La transition ne sera pas facile ; l’incertitude a tendance à engendrer la résistance. Nous sommes mus par une pensée linéaire et rationnelle, qui nous amène à croire que « nous pouvons y arriver en partant d’ici » en apportant quelques changements progressifs à ce que nous sommes et à ce que nous faisons actuellement. Les paradigmes existants encadrent nos perceptions et guident notre réflexion. Il n’est pas facile de se débarrasser des paradigmes qui nous ont bien servis dans le passé.
Si l’on jette un coup d’œil en arrière, la plupart des observateurs constatent que la dernière décennie a été caractérisée par des changements rapides, une concurrence intense, une explosion de nouvelles technologies, le chaos, la turbulence et de hauts niveaux d’incertitude. Un rapide coup d’œil sur le paysage commercial actuel suggère que cette tendance n’est pas prête de disparaître. Selon le professeur Jay A. Conger, de l’université canadienne McGill, « en période de grande transition, le leadership revêt une importance cruciale. Les leaders, par essence, nous offrent une voie de confiance et de direction alors que nous évoluons dans un chaos apparent. L’ampleur des changements actuels exigera non seulement plus de leadership, mais aussi de nouvelles formes de leadership. »
Selon M. Conger, deux forces majeures définissent pour nous le génie de la prochaine génération de leaders. La première force est l’environnement externe de l’organisation. La compétitivité mondiale crée des exigences uniques en matière de leadership. La deuxième force est la diversité croissante de l’environnement interne des organisations. La diversité modifiera considérablement la relation entre les membres de l’organisation, le travail et l’organisation, de manière stimulante, difficile, mais aussi très positive.

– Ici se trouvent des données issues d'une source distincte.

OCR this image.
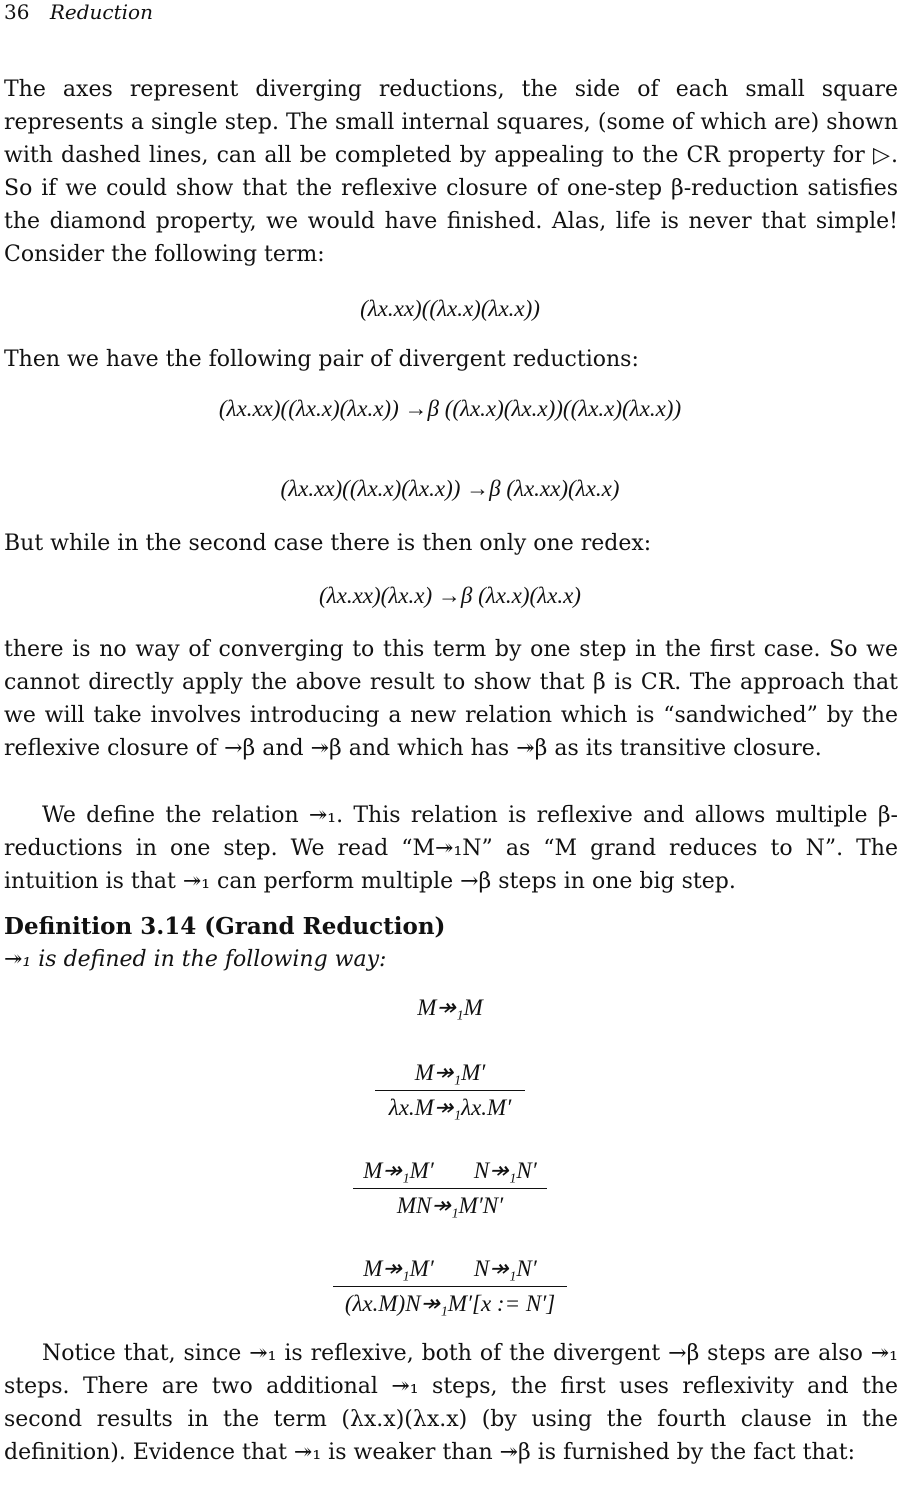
36 Reduction
The axes represent diverging reductions, the side of each small square represents a single step. The small internal squares, (some of which are) shown with dashed lines, can all be completed by appealing to the CR property for ▷. So if we could show that the reflexive closure of one-step β-reduction satisfies the diamond property, we would have finished. Alas, life is never that simple! Consider the following term:
(λx.xx)((λx.x)(λx.x))
Then we have the following pair of divergent reductions:
(λx.xx)((λx.x)(λx.x)) →β ((λx.x)(λx.x))((λx.x)(λx.x))
(λx.xx)((λx.x)(λx.x)) →β (λx.xx)(λx.x)
But while in the second case there is then only one redex:
(λx.xx)(λx.x) →β (λx.x)(λx.x)
there is no way of converging to this term by one step in the first case. So we cannot directly apply the above result to show that β is CR. The approach that we will take involves introducing a new relation which is “sandwiched” by the reflexive closure of →β and ↠β and which has ↠β as its transitive closure.
We define the relation ↠₁. This relation is reflexive and allows multiple β-reductions in one step. We read “M↠₁N” as “M grand reduces to N”. The intuition is that ↠₁ can perform multiple →β steps in one big step.
Definition 3.14 (Grand Reduction)
↠₁ is defined in the following way:
M↠₁M
$\frac{\text{M↠₁M′}}{\text{λx.M↠₁λx.M′}}$
$\frac{\text{M↠₁M′ N↠₁N′}}{\text{MN↠₁M′N′}}$
$\frac{\text{M↠₁M′ N↠₁N′}}{\text{(λx.M)N↠₁M′[x := N′]}}$
Notice that, since ↠₁ is reflexive, both of the divergent →β steps are also ↠₁ steps. There are two additional ↠₁ steps, the first uses reflexivity and the second results in the term (λx.x)(λx.x) (by using the fourth clause in the definition). Evidence that ↠₁ is weaker than ↠β is furnished by the fact that:
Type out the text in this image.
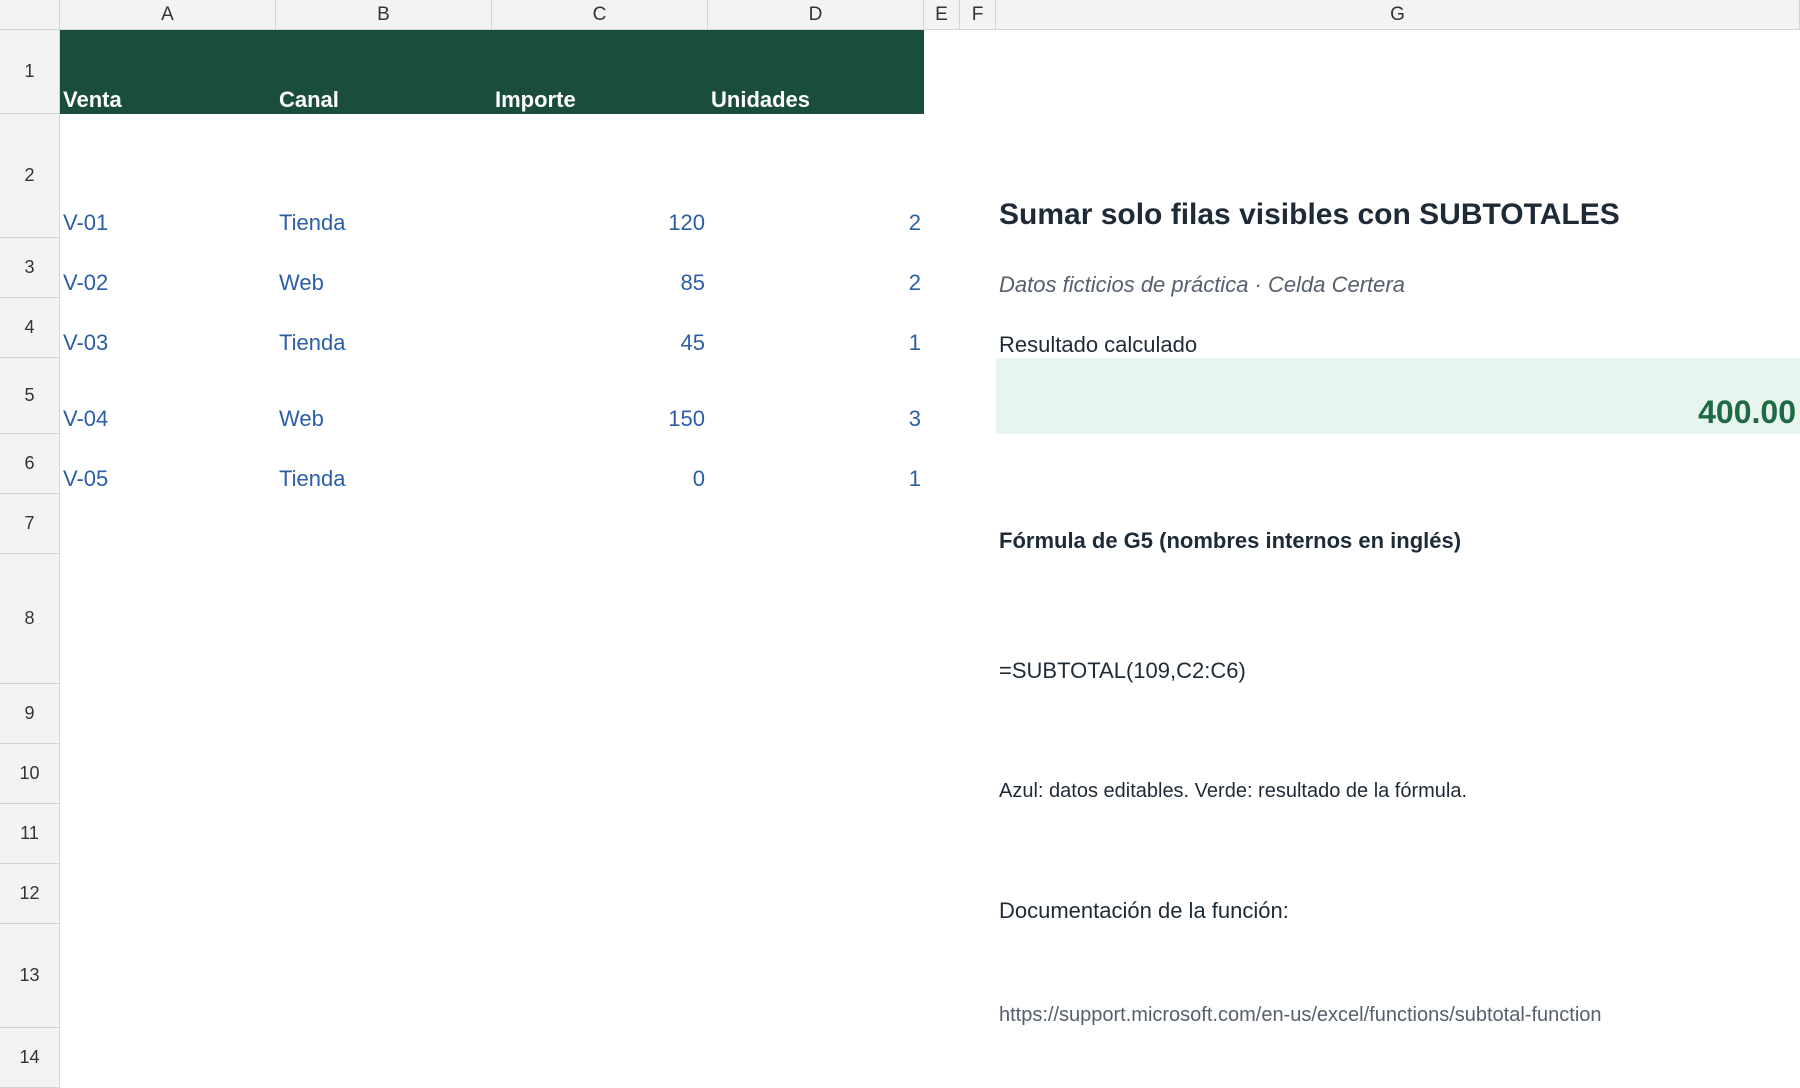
A	B	C	D	E	F	G
1
2
3
4
5
6
7
8
9
10
11
12
13
14
Venta	Canal	Importe	Unidades
V-01	Tienda	120	2
V-02	Web	85	2
V-03	Tienda	45	1
V-04	Web	150	3
V-05	Tienda	0	1
Sumar solo filas visibles con SUBTOTALES
Datos ficticios de práctica · Celda Certera
Resultado calculado
400.00
Fórmula de G5 (nombres internos en inglés)
=SUBTOTAL(109,C2:C6)
Azul: datos editables. Verde: resultado de la fórmula.
Documentación de la función:
https://support.microsoft.com/en-us/excel/functions/subtotal-function
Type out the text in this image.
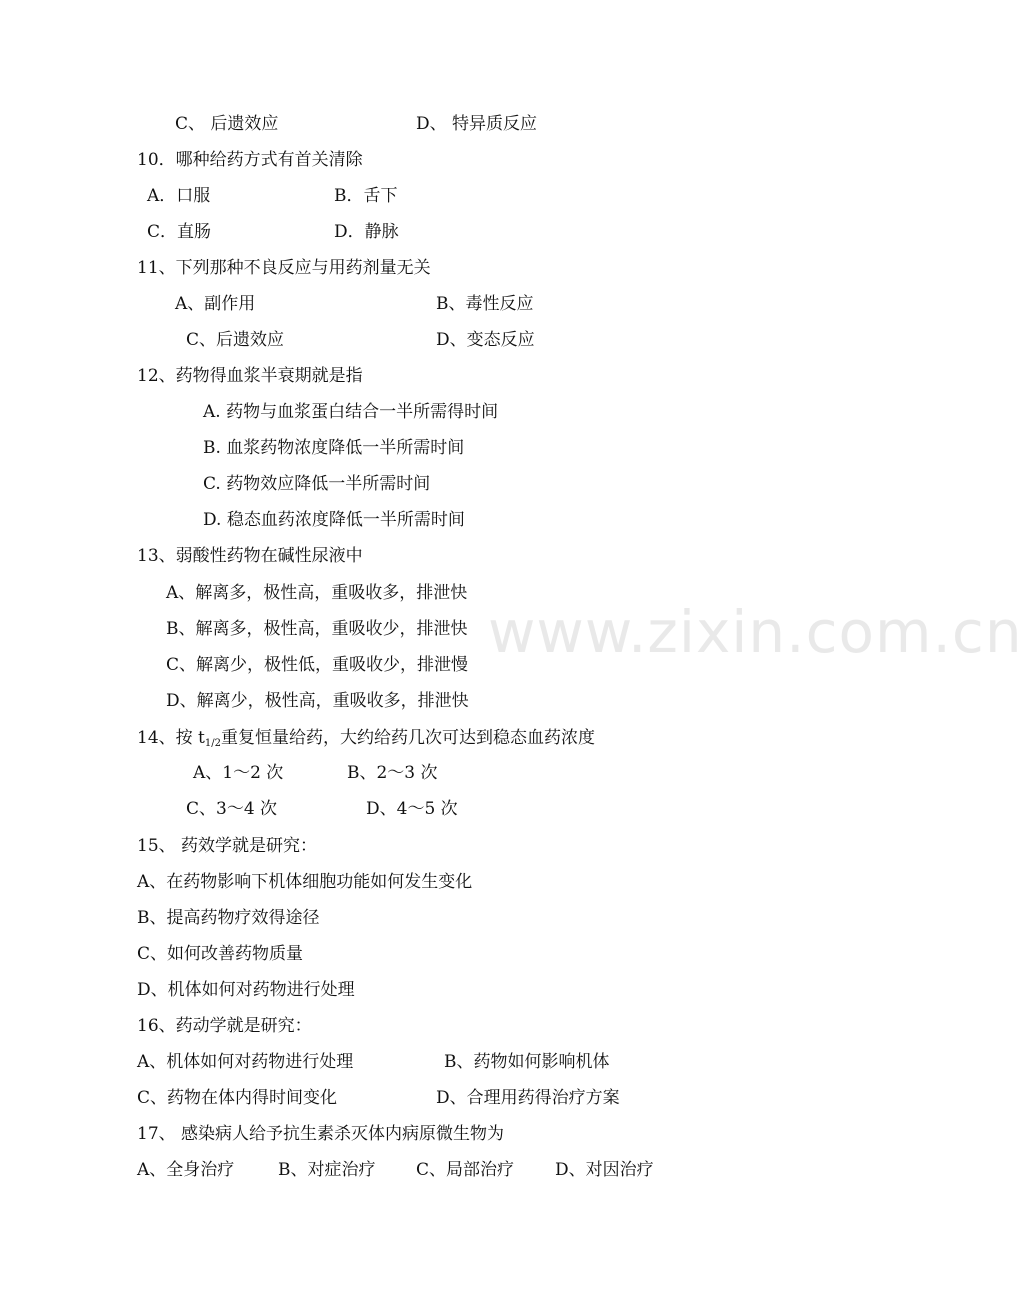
www.zixin.com.cn
C、 后遗效应	D、 特异质反应
10．哪种给药方式有首关清除
A．口服	B．舌下
C．直肠	D．静脉
11、下列那种不良反应与用药剂量无关
A、副作用	B、毒性反应
C、后遗效应	D、变态反应
12、药物得血浆半衰期就是指
A. 药物与血浆蛋白结合一半所需得时间
B. 血浆药物浓度降低一半所需时间
C. 药物效应降低一半所需时间
D. 稳态血药浓度降低一半所需时间
13、弱酸性药物在碱性尿液中
A、解离多，极性高，重吸收多，排泄快
B、解离多，极性高，重吸收少，排泄快
C、解离少，极性低，重吸收少，排泄慢
D、解离少，极性高，重吸收多，排泄快
14、按 $t_{1/2}$重复恒量给药，大约给药几次可达到稳态血药浓度
A、1～2 次	B、2～3 次
C、3～4 次	D、4～5 次
15、 药效学就是研究：
A、在药物影响下机体细胞功能如何发生变化
B、提高药物疗效得途径
C、如何改善药物质量
D、机体如何对药物进行处理
16、药动学就是研究：
A、机体如何对药物进行处理	B、药物如何影响机体
C、药物在体内得时间变化	D、合理用药得治疗方案
17、 感染病人给予抗生素杀灭体内病原微生物为
A、全身治疗	B、对症治疗 C、局部治疗 D、对因治疗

À quoi ressembleront les dirigeants de demain ? Le professeur Conger suggère que les dirigeants efficaces du 21e siècle devront être de nombreuses choses : ils devront être des opportunistes stratégiques ; seuls les visionnaires organisationnels trouveront des opportunités stratégiques avant leurs concurrents. Ils devront être conscients des enjeux mondiaux ; 80 % des organisations actuelles étant confrontées à une concurrence étrangère importante, la connaissance des marchés étrangers, de l’économie mondiale et de la géopolitique est cruciale. Ils devront être capables de gérer une organisation fortement décentralisée ; l’évolution vers une organisation à forte implication s’accélérera à mesure que les exigences environnementales en matière de rapidité, de flexibilité, d’apprentissage et de légèreté augmenteront. Ils devront être sensibles à la diversité ; au cours des premières années du 21e siècle, moins de 10 % des personnes qui entreront sur le marché du travail en Amérique du Nord seront des hommes blancs anglo-saxons, et les femmes, les minorités et les immigrants qui arriveront apporteront avec eux un ensemble de besoins et de préoccupations très différents. Ils devront être compétents sur le plan interpersonnel ; une main-d’œuvre très diversifiée nécessitera un leader extrêmement conscient et sensible aux attentes et aux besoins multiculturels. Ils devront être les bâtisseurs d’une communauté organisationnelle ; le travail et les organisations seront une source majeure de satisfaction des besoins et, dans ce processus, les leaders seront appelés à aider à construire cette communauté de telle sorte que les membres de l’organisation développent un sentiment d’appartenance à l’organisation et à sa mission.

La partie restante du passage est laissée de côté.